I can't use a hosted email solution because several of these websites send out forum messages using the from address of the person who posted the message. Most services require you to certify that you own the addresses you'll be sending from, so I need to control the mail server myself. I have sendmail (feel free to shudder here :) configured to only accept messages from certain IP addresses, so I don't have any open relays.

So, have you all had any trouble with being blacklisted? And do you see any problems with me being able to set this up on a Linode VPS?

Thanks!

janine

4 Replies

I managed to get myself blacklisted due to a stupid misconfiguration on my part, but that was my own problem and I dealt with it and moved on :)

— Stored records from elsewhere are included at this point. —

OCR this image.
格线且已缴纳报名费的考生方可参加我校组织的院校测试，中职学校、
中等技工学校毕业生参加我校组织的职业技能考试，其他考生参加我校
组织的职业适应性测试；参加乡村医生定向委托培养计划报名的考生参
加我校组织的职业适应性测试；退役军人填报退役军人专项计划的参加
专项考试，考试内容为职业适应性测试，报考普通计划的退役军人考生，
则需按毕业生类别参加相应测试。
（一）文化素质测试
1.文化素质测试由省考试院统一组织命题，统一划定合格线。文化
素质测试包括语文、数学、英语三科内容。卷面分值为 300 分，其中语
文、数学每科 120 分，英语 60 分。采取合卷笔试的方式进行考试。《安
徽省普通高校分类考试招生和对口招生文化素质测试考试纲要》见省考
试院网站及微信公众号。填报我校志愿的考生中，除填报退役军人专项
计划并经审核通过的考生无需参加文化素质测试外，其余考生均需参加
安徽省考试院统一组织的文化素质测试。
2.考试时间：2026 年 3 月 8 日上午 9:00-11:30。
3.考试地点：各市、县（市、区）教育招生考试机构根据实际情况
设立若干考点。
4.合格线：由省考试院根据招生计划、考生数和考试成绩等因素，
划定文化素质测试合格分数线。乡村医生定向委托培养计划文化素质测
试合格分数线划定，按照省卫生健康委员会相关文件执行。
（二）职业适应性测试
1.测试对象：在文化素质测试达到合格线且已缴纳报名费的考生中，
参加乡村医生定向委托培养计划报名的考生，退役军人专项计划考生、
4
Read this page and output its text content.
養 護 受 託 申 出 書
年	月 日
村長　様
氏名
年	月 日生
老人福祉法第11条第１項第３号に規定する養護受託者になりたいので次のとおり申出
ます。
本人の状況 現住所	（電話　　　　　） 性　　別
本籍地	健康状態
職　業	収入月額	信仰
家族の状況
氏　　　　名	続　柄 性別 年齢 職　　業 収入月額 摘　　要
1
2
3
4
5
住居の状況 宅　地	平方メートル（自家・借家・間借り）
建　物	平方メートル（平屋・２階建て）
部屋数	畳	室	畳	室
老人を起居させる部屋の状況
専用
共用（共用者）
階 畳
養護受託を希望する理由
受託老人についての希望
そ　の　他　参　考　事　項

In general, Linode should not be blacklisted. I think there was one blacklist that included them just because they didn't like the format that Linode used for their default RDNS, but luckily it wasn't a blacklist that had much credibility.

http://multirbl.valli.org/

Enter an IP address here to test it against all possible DNS blacklists. For example, my Linode IP address 173.255.208.9 is listed in only blackholes.five-ten-sg.com apparently because they dislike the entire /24 subnet. AFAIK that isn't a very safe DNSBL so I'm not too worried about it.

@janineanne:

send out forum messages using the from address of the person who posted the message.
There is a reason hosted email services won't let you do this, but unless you manage to get yourself blacklisted the linode IP's are usually pretty clean. Every once in a while they end up in UCEPROTECT levels 2 and 3, but nobody in their right mind would be using those to reject email.

@Stever:

@janineanne:

send out forum messages using the from address of the person who posted the message.
There is a reason hosted email services won't let you do this

Well yes, but as far as I know as long as the mail server is set up to only accept email from known servers then it's equally secure. All bets are off if the sending server gets hacked anyway; a spammer can send merrily away using the approved from addresses.

Thanks for the replies, everyone; I signed up and will give it a try.